Da 20 anni nello Stato di Victoria si punta sulla televisione. Le campagne shock migliorano i numeri: decessi ridotti del 60%

Ridurre gli incidenti mortali sulle strade. Un'imperativo forte, quanto di difficile applicazione per i governi e le amministrazioni locali di tutto il mondo. Ogni tanto, però, nel buio compare qualche raggio di luce, che significa speranza. L'ultimo esempio in ordine di tempo, arriva dall'Australia, precisamente dallo Stato di Victoria. Qui, negli anni '80, le istituzioni hanno creato il Transport Accident Commission, organo deputato al monitoraggio della circolazione, e soprattutto a sensibilizzare l'opinione pubblica sull'argomento.

Per raggiungere lo scopo, si è deciso di ricorrere allo strumento più semplice, immediato e penetrante: la televisione. Nel 1989 gli schermi della regione hanno trasmesso in onda il primo spot, decisamente rivoluzionario per l'epoca. Una sequenza di immagini cruente quanto realistiche, che ha subito fatto centro, convincendo le autorità a seguire questa direzione. Così, a scadenza regolare, sono arrivati nuovi filmati, ciascuno diverso dall'altro, ciascuno in grado di colpire le coscienze.
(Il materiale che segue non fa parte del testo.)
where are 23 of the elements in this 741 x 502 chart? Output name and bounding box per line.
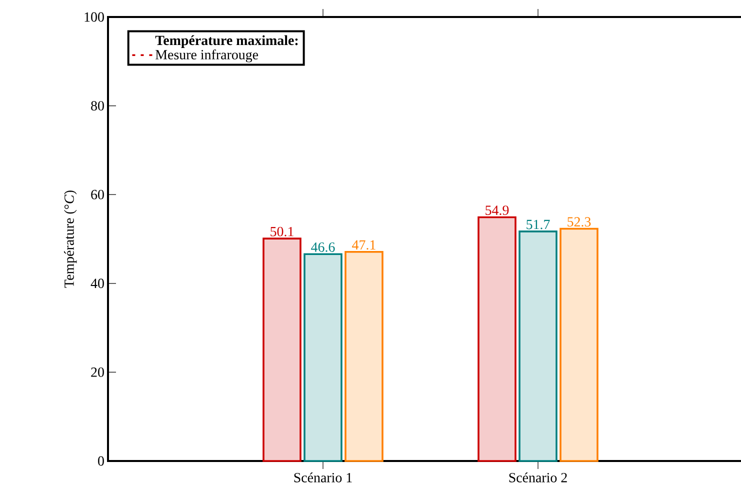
data-label: 52.3 <box>568 217 591 227</box>
y-tick-label: 40 <box>90 278 104 288</box>
bar <box>518 230 558 462</box>
y-tick-label: 60 <box>91 190 104 200</box>
bar <box>560 228 598 462</box>
bar <box>344 250 384 462</box>
legend-label: Mesure infrarouge <box>156 49 258 62</box>
data-label: 51.7 <box>526 220 550 230</box>
legend-title: Température maximale: <box>155 35 298 48</box>
y-tick-label: 100 <box>84 12 104 22</box>
x-tick-label: Scénario 1 <box>294 472 352 482</box>
y-tick-label: 20 <box>91 367 104 377</box>
y-axis-title: Température (°C) <box>64 190 77 288</box>
bar <box>262 238 302 462</box>
data-label: 54.9 <box>486 206 509 216</box>
data-label: 46.6 <box>311 242 335 252</box>
data-label: 47.1 <box>352 240 376 250</box>
y-tick-label: 80 <box>91 101 104 111</box>
y-tick-label: 0 <box>98 456 104 466</box>
bar <box>304 253 342 462</box>
data-label: 50.1 <box>270 226 294 236</box>
bar <box>478 216 516 462</box>
x-tick-label: Scénario 2 <box>509 472 567 482</box>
E oggi, a vent'anni di distanza, si cominciano a raccogliere i frutti dello sforzo: i decessi a seguito di collisione sono scesi da 776 a 303 per anno, un decremento pari a circa il 60 %. Valore che assume ulteriore risalto se si considera il parallelo aumento delle immatricolazioni.

Per celebrare i risultati, e la ricorrenza, il governatore John Brumby ha deciso di promuovere un evento simbolico, denominato "Shine a Light on  Road Trauma".  Nella giornata di venerdì 10 dicembre tutti gli automobilisti dello Stato sono invitati ad accendere i fari delle proprie vetture per ricordare le vittime dell'asfalto, e nel contempo mostrare il proprio sostegno alla campagna.  

Nessuno, però dall'altra parte del mondo, vuole dormire sugli allori. Entro il 2017 si punta ad abbattere l'indice di un'ulteriore 30%. Puntando sulla pubblicità, ma nel contempo sul coordinamento tra enti amministrativi e forze di polizia. Non resta che ammirare tale spirito d'iniziativa, e sperare che un analogo impegno possa raggiungere le nostre latitudini.